Quoi qu'il en soit, Chrétiens, c'est sur le modèle du prince des apôtres que nous devons tous nous former car nous avons tous la même obligation d'aimer Dieu, et Jésus-Christ, Fils unique de Dieu, et Dieu lui-même. Or notre amour pour Dieu, et pour le Fils de Dieu, estce un amour généreux comme celui de saint Pierre, c'est-à-dire est-ce un amour fervent? est-ce un amour patient? est-ce un amour héroïque? Prenez garde: est-ce un amour fervent? mais qu'avonsnous fait jusqu'à présent pour Dieu, et que faisons-nous? Peut-être appelons-nous amour de Dieu certains discours vagues et sans fruit: car telle est l'illusion ordinaire de s'en tenir à de spécieuses paroles qui ne coûtent rien, et qui dans la pratique ne vont à rien. Peut-être prenons-nous pour amour de Dieu certains sentiments dont le cœur est quelquefois touché, mais sans effet.

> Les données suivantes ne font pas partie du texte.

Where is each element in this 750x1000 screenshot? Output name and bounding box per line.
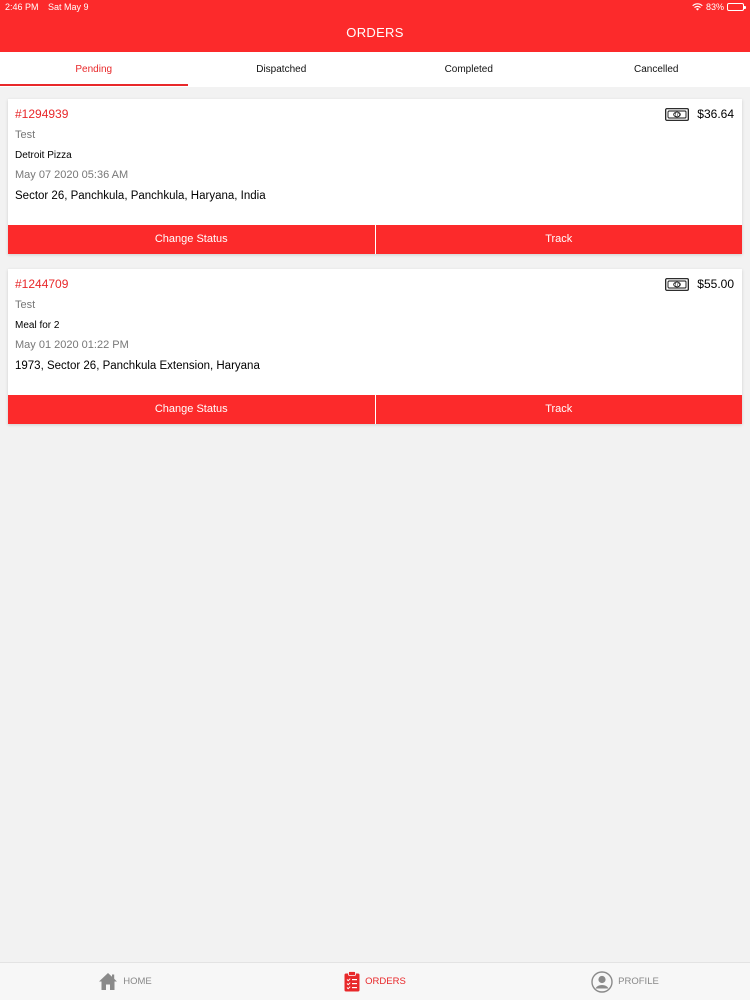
svg-text:10: 10 — [674, 112, 680, 118]
page-title: ORDERS — [346, 25, 404, 40]
order-card: #1294939 10 $36.64 Test Detroit Pizza Ma… — [8, 99, 742, 254]
change-status-button[interactable]: Change Status — [8, 225, 375, 254]
battery-percentage: 83% — [705, 2, 724, 12]
nav-orders-label: ORDERS — [365, 976, 406, 987]
order-id: #1244709 — [15, 277, 69, 291]
order-customer: Test — [15, 299, 36, 311]
cash-icon: 10 — [665, 107, 690, 121]
app-header: 2:46 PM Sat May 9 83% ORDERS — [0, 0, 750, 52]
order-amount: 10 $36.64 — [665, 107, 734, 121]
nav-orders[interactable]: ORDERS — [250, 963, 500, 1000]
track-button[interactable]: Track — [374, 225, 742, 254]
change-status-button[interactable]: Change Status — [8, 395, 375, 424]
tab-dispatched[interactable]: Dispatched — [188, 52, 376, 87]
order-customer: Test — [15, 129, 36, 141]
order-item: Detroit Pizza — [15, 150, 72, 161]
order-item: Meal for 2 — [15, 320, 60, 331]
home-icon — [99, 973, 118, 990]
bottom-nav: HOME ORDERS PROFILE — [0, 962, 750, 1000]
profile-icon — [591, 970, 613, 993]
order-status-tabs: Pending Dispatched Completed Cancelled — [0, 52, 750, 87]
order-address: Sector 26, Panchkula, Panchkula, Haryana… — [15, 190, 266, 202]
nav-profile-label: PROFILE — [618, 976, 659, 987]
nav-home-label: HOME — [123, 976, 152, 987]
nav-home[interactable]: HOME — [0, 963, 250, 1000]
nav-profile[interactable]: PROFILE — [500, 963, 750, 1000]
order-amount-value: $55.00 — [697, 277, 734, 291]
tab-pending[interactable]: Pending — [0, 52, 188, 87]
status-time: 2:46 PM — [5, 2, 39, 12]
wifi-icon — [692, 3, 703, 11]
order-date: May 01 2020 01:22 PM — [15, 339, 129, 351]
cash-icon: 10 — [665, 277, 690, 291]
orders-clipboard-icon — [344, 971, 360, 992]
battery-icon — [727, 3, 746, 11]
status-bar: 2:46 PM Sat May 9 83% — [0, 0, 750, 14]
svg-text:10: 10 — [674, 282, 680, 288]
order-actions: Change Status Track — [8, 395, 742, 424]
order-address: 1973, Sector 26, Panchkula Extension, Ha… — [15, 360, 260, 372]
order-id: #1294939 — [15, 107, 69, 121]
order-date: May 07 2020 05:36 AM — [15, 169, 129, 181]
order-amount: 10 $55.00 — [665, 277, 734, 291]
tab-completed[interactable]: Completed — [375, 52, 563, 87]
order-amount-value: $36.64 — [697, 107, 734, 121]
status-indicators: 83% — [692, 2, 746, 12]
order-actions: Change Status Track — [8, 225, 742, 254]
track-button[interactable]: Track — [374, 395, 742, 424]
order-card: #1244709 10 $55.00 Test Meal for 2 May 0… — [8, 269, 742, 424]
tab-cancelled[interactable]: Cancelled — [563, 52, 750, 87]
status-date: Sat May 9 — [48, 2, 89, 12]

Autre erreur encore plus subtile et plus dangereuse: on compte pour beaucoup quelques mouvements affectueux dont l'ame se sent remuée et attendrie; mais si les œuvres manquent, si l'on mène une vie tranquille et oisive, si, dès qu'il faut agir, qu'il faut prier, qu'il faut soulager les pauvres, qu'il faut visiter les hôpitaux, les prisors, qu'il faut vaquer aux exercices de la religion, on devient lâche et paresseux, que servent alors les plus beaux sentiments, et de quel prix peuvent-ils être devant Dieu? Est-ce un amour patient? mais qu'avons-nous souffert jusqu'à présent pour Dieu, et que voulons-nous souffrir? une foible violence qu'il y a à se faire, une légère contradiction qu'il y a à soutenir, n'est-ce pas assez pour déconcerter toute notre piété, et pour éteindre tout le feu de ce prétendu amour de Dieu, qui paroissoit à certaines heures

si vif et si animé? On suit Jésus-Christ jusqu'à la cène, mais on l'abandonne au Calvaire; on aime Dieu, ou l'on croit l'aimer, et cependant on ne voudroit pas se gêner pour lui dans la moindre rencontre, se refuser pour lui le moindre plaisir, sacrifier pour lui le moindre intérêt. Est-ce un amour héroïque? car il doit être tel, pour être un véritable amour de Dieu; et s'il n'est pas assez fort, assez efficace pour me disposer à verser mon sang en certaines occasions, et à donner ma vie pour Dieu, ce n'est plus amour de Dieu. Or, de bonne foi, mes chers auditeurs, peut-on penser que nous soyons dans une pareille disposition, quand on nous voit céder si aisément aux premiers obstacles qui se présentent, et nous rendre, lorsqu'il est question du service de notre Dieu, à des difficultés que nous surmontons tous les jours pour le monde? Si donc Jésus-Christ nous faisoit aujourd'hui la même demande qu'il fit à saint Pierre, Amas me? M'aimez-vous? pourrions-nous lui répondre? Oui, Seigneur, je vous aime, et vous le savez: Domine, tu scis, quia amo te (JOAN., 24). Si nous osions le dire, nos œuvres ne nous démentiroient-elles pas? Cependant, sans l'amour de Dieu et de Jésus-Christ, Homme-Dieu et notre espérance, que pouvons-nous être autre chose devant Dieu que des anathèmes et des sujets de malédiction? Ah! Chrétiens, ranimons dans nos cœurs ce saint amour; et si nous ne l'avons pas, ne cessons point de le demander à Dieu. Servons-nous de notre foi pour l'exciter davantage et pour le rendre plus ardent; et, par un heureux retour, cette charité divine servira à vivifier notre foi et à la rendre plus agissante. Pour l'un et pour l'autre, employons auprès de Dieu l'intercession du glorieux apôtre dont nous solennisons la fête : c'est le patron de tous les fidèles, puisqu'il est le chef de toute l'Église; et c'est en particulier le vôtre dans cette église, où il est spécialement honoré. En lui adressant nos prières, travaillons à imiter ses vertus, pour avoir part à sa gloire dans l'éternité bienheureuse que je vous souhaite, etc.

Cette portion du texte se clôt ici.